Dans le secteur chimique, les plus grandes réductions d’émissions viendront du remplacement des combustibles fossiles, soit par des matières premières faibles en carbone, soit par des sources d’énergie à faibles émissions comme l’électricité, soit par une combinaison des deux.

Le plus grand projet actuel de décarbonisation dans le secteur chimique combine plusieurs de ces solutions. Il s’agit de la modernisation et de l’agrandissement planifiés d’une installation pétrochimique Dow près d’Edmonton, qui impliqueront des mesures d’efficacité énergétique et le passage au carburant hydrogène produit avec captage et stockage du CO₂.

L’adoption généralisée des solutions les plus efficaces prendra tout de même du temps. 

Le principal obstacle technique est le double défi que représente le remplacement à la fois d’une source de carburant et d’une matière première. Certaines solutions, comme l’électrification, n’offrent qu’une source d’énergie sans matière première, et ne sont pas encore commercialisées. D’autres, comme l’hydrogène ou les biocarburants, pourraient jouer les deux rôles, mais sans pouvoir remplacer parfaitement les combustibles fossiles dans le processus de fabrication, puisqu’il faudrait trouver une autre source de molécules de carbone.

Il existe aussi des obstacles pratiques. Présentement, l’hydrogène sobre en carbone est très coûteux et l’approvisionnement est difficile dans certaines régions du Canada, et l’offre en biocarburant est faible. De plus, une fois qu’un projet de décarbonisation est financé, la construction peut encore prendre plusieurs années avant de s’amorcer.

Ces défis sont pris en compte dans la trajectoire du secteur chimique vers la carboneutralité. La figure 2 démontre que la trajectoire laisse place à une augmentation à court terme, suivie de réductions plus agressives après 2030.

La carboneutralité du secteur chimique est un travail de longue haleine, qui demande des signaux politiques flexibles et axés sur le long terme.

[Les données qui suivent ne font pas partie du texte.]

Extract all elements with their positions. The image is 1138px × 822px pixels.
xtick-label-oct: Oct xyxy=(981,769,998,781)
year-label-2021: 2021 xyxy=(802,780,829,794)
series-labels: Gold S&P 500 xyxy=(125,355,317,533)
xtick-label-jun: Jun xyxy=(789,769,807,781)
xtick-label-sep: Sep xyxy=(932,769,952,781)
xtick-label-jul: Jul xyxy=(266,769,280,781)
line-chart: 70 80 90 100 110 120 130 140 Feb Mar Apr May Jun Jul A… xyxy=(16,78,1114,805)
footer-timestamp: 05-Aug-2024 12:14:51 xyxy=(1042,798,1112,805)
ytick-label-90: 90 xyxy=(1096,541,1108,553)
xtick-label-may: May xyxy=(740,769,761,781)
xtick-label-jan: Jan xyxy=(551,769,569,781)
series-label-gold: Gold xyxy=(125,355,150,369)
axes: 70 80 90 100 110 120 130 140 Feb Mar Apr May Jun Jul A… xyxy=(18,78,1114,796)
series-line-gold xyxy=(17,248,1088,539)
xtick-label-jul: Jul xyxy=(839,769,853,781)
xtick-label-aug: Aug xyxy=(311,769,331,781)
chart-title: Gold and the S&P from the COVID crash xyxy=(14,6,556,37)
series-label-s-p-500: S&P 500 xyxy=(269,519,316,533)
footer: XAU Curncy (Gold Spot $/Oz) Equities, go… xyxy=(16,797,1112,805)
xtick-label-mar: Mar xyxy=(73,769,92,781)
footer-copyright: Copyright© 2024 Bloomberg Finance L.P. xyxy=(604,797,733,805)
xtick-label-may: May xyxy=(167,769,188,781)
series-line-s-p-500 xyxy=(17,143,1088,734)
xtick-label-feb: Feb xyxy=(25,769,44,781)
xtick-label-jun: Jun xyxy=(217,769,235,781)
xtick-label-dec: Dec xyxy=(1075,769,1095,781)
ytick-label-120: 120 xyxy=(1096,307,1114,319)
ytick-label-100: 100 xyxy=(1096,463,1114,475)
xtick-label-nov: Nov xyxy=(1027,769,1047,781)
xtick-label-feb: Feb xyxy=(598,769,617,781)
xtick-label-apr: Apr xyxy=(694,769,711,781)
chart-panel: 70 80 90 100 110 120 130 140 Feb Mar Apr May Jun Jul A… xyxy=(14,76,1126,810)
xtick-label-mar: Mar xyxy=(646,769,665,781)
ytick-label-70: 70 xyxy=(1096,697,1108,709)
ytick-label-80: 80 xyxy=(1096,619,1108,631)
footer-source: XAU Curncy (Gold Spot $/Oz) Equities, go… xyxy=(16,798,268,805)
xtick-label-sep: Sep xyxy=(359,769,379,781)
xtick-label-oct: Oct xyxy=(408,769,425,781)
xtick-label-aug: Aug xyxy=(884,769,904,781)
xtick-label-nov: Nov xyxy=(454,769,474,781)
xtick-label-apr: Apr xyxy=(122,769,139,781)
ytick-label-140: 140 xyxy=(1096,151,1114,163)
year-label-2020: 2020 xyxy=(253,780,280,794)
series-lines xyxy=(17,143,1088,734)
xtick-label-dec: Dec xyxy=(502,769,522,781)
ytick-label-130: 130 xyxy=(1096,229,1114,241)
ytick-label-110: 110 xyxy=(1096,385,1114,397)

La tarification du carbone industriel est le levier politique le plus évident pour soutenir les efforts de décarbonisation dans le secteur chimique. Les systèmes d’échange pour les grands émetteurs sont conçus pour répondre aux défis des industries lourdes. Ils combinent la limitation des coûts, la neutralité technologique et les signaux de prix à long terme et offrent une possibilité de revenu pour les projets de réduction des émissions. 

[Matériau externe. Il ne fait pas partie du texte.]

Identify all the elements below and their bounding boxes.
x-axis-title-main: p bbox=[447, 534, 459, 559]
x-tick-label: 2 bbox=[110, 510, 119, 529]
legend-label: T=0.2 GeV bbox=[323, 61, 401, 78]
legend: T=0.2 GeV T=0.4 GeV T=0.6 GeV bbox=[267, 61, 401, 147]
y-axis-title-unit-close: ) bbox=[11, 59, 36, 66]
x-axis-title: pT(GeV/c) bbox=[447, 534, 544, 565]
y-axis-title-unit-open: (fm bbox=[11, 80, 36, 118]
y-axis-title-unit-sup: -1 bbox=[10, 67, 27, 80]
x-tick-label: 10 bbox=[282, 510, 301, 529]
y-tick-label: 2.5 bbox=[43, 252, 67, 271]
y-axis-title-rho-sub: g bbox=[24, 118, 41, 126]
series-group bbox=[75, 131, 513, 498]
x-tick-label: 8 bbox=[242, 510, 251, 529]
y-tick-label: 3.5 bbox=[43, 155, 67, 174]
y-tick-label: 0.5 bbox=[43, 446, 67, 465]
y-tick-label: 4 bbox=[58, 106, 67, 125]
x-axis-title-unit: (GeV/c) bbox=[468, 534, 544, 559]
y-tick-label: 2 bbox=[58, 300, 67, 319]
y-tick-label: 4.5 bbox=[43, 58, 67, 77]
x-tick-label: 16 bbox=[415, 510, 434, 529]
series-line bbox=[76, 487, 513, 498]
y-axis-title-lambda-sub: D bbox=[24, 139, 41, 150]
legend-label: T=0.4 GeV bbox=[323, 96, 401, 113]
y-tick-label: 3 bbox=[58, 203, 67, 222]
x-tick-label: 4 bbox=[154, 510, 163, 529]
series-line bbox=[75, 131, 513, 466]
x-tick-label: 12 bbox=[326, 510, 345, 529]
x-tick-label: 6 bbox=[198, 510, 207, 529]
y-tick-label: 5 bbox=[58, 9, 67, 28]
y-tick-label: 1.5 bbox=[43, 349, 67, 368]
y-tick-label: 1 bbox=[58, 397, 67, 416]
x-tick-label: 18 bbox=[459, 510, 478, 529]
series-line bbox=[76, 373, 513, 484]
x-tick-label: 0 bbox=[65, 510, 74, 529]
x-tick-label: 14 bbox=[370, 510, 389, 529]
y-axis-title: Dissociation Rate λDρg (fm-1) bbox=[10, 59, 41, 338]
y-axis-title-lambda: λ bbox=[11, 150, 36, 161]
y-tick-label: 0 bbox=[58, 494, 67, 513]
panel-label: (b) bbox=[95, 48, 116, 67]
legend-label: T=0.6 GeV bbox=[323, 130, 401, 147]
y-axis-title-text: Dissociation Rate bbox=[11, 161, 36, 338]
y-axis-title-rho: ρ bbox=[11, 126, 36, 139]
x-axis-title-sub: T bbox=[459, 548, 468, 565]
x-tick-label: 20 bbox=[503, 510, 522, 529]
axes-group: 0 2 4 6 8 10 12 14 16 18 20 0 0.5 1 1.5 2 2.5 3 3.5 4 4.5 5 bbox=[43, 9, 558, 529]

Les systèmes d’échange pour les grands émetteurs jouent un rôle crucial dans le projet de décarbonisation de Dow. Les réductions d’émissions permettront à l’usine de gagner des crédits pouvant être vendus à d’autres émetteurs. Cependant, les crédits n’ont de valeur que si les installations sont convaincues que le marché des échanges pour les grands émetteurs fonctionnera correctement. Les gouvernements peuvent améliorer la fiabilité de ces systèmes à long terme en les modernisant ou en adoptant des mesures complémentaires comme les contrats sur différence appliqués au carbone.

La tarification du carbone seule ne suffit pas. Les investissements gouvernementaux dans la recherche et les projets de démonstration ont joué un rôle important pour la réduction des émissions dans le passé et continueront de le faire. De même, les crédits d’impôts fédéraux pour l’hydrogène et la captation du carbone ont déjà contribué à propulser les projets existants. Avec toutes les trajectoires technologiques disponibles, l’Agence internationale de l’énergie affirme que la taxonomie climatique peut aussi aider à diriger les investissements vers les occasions les plus axées sur la transition. 

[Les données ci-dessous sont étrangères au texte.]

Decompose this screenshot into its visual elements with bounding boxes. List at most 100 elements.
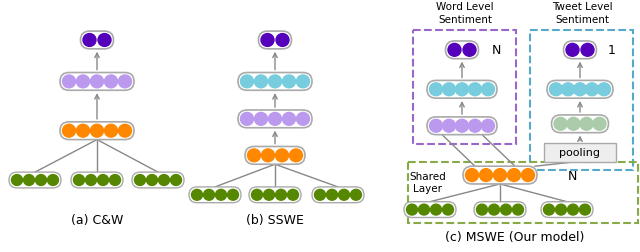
Circle shape — [134, 175, 145, 186]
Circle shape — [227, 190, 239, 200]
Circle shape — [147, 175, 157, 186]
Text: Tweet Level
Sentiment: Tweet Level Sentiment — [552, 2, 612, 24]
Circle shape — [579, 204, 591, 215]
Circle shape — [568, 204, 579, 215]
Circle shape — [90, 125, 104, 138]
FancyBboxPatch shape — [81, 32, 113, 50]
FancyBboxPatch shape — [249, 187, 301, 203]
Circle shape — [573, 84, 586, 96]
Circle shape — [63, 125, 76, 138]
Circle shape — [269, 113, 282, 126]
Circle shape — [252, 190, 262, 200]
Circle shape — [255, 113, 268, 126]
Circle shape — [296, 113, 310, 126]
FancyBboxPatch shape — [552, 115, 609, 133]
Circle shape — [550, 84, 563, 96]
Circle shape — [479, 169, 493, 182]
Circle shape — [598, 84, 611, 96]
Circle shape — [488, 204, 499, 215]
Circle shape — [481, 84, 495, 96]
Circle shape — [561, 84, 575, 96]
Circle shape — [289, 149, 303, 162]
Circle shape — [554, 118, 567, 131]
Circle shape — [35, 175, 47, 186]
Circle shape — [264, 190, 275, 200]
FancyBboxPatch shape — [60, 73, 134, 91]
FancyBboxPatch shape — [474, 202, 526, 218]
Circle shape — [586, 84, 598, 96]
FancyBboxPatch shape — [445, 42, 479, 59]
Circle shape — [98, 35, 111, 47]
Circle shape — [513, 204, 524, 215]
FancyBboxPatch shape — [312, 187, 364, 203]
Circle shape — [468, 120, 481, 133]
Circle shape — [77, 125, 90, 138]
FancyBboxPatch shape — [404, 202, 456, 218]
Circle shape — [275, 190, 287, 200]
Circle shape — [468, 84, 481, 96]
Circle shape — [216, 190, 227, 200]
Circle shape — [282, 113, 296, 126]
Circle shape — [77, 76, 90, 88]
FancyBboxPatch shape — [427, 117, 497, 135]
FancyBboxPatch shape — [238, 111, 312, 128]
Circle shape — [429, 84, 442, 96]
Circle shape — [566, 44, 579, 57]
FancyBboxPatch shape — [132, 172, 184, 188]
Circle shape — [262, 149, 275, 162]
Circle shape — [269, 76, 282, 88]
Circle shape — [109, 175, 120, 186]
Circle shape — [104, 125, 118, 138]
Text: Shared
Layer: Shared Layer — [410, 171, 446, 194]
FancyBboxPatch shape — [189, 187, 241, 203]
Circle shape — [275, 149, 289, 162]
Circle shape — [282, 76, 296, 88]
Circle shape — [351, 190, 362, 200]
Circle shape — [241, 113, 253, 126]
FancyBboxPatch shape — [60, 122, 134, 140]
Text: Word Level
Sentiment: Word Level Sentiment — [436, 2, 494, 24]
Circle shape — [74, 175, 84, 186]
Circle shape — [456, 84, 468, 96]
Circle shape — [481, 120, 495, 133]
Circle shape — [442, 204, 454, 215]
Text: (a) C&W: (a) C&W — [71, 213, 123, 226]
FancyBboxPatch shape — [544, 143, 616, 163]
Circle shape — [83, 35, 96, 47]
Circle shape — [580, 118, 593, 131]
Circle shape — [493, 169, 506, 182]
Circle shape — [522, 169, 534, 182]
Text: (c) MSWE (Our model): (c) MSWE (Our model) — [445, 230, 585, 243]
Circle shape — [465, 169, 479, 182]
Text: pooling: pooling — [559, 148, 600, 158]
Circle shape — [296, 76, 310, 88]
Circle shape — [477, 204, 488, 215]
Circle shape — [314, 190, 326, 200]
Circle shape — [24, 175, 35, 186]
FancyBboxPatch shape — [563, 42, 596, 59]
Circle shape — [287, 190, 298, 200]
Circle shape — [442, 84, 456, 96]
FancyBboxPatch shape — [238, 73, 312, 91]
Circle shape — [543, 204, 554, 215]
Circle shape — [456, 120, 468, 133]
Circle shape — [556, 204, 566, 215]
Circle shape — [90, 76, 104, 88]
FancyBboxPatch shape — [245, 147, 305, 165]
FancyBboxPatch shape — [71, 172, 123, 188]
Circle shape — [12, 175, 22, 186]
Circle shape — [429, 120, 442, 133]
Circle shape — [248, 149, 260, 162]
Circle shape — [159, 175, 170, 186]
Circle shape — [63, 76, 76, 88]
Circle shape — [170, 175, 182, 186]
Circle shape — [255, 76, 268, 88]
Circle shape — [448, 44, 461, 57]
Text: 1: 1 — [608, 44, 616, 57]
Text: N: N — [492, 44, 501, 57]
Circle shape — [567, 118, 580, 131]
FancyBboxPatch shape — [427, 81, 497, 99]
Circle shape — [204, 190, 214, 200]
Circle shape — [419, 204, 429, 215]
FancyBboxPatch shape — [259, 32, 291, 50]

Les politiques centrées sur l’utilisation circulaire des matériaux peuvent aussi jouer un rôle important dans la réduction des émissions provenant du secteur chimique. Les avantages sont particulièrement évidents dans la fabrication du plastique, où les matériaux recyclés peuvent réduire le besoin de matières premières vierges.

Notre économie actuelle et l’économie d’un monde carboneutre reposent toutes deux largement sur les produits du secteur chimique, mais la fabrication de ces produits n’a pas forcément à être associée à des émissions.


Ross Linden-Fraser est chargé de recherche à l’Institut climatique du Canada.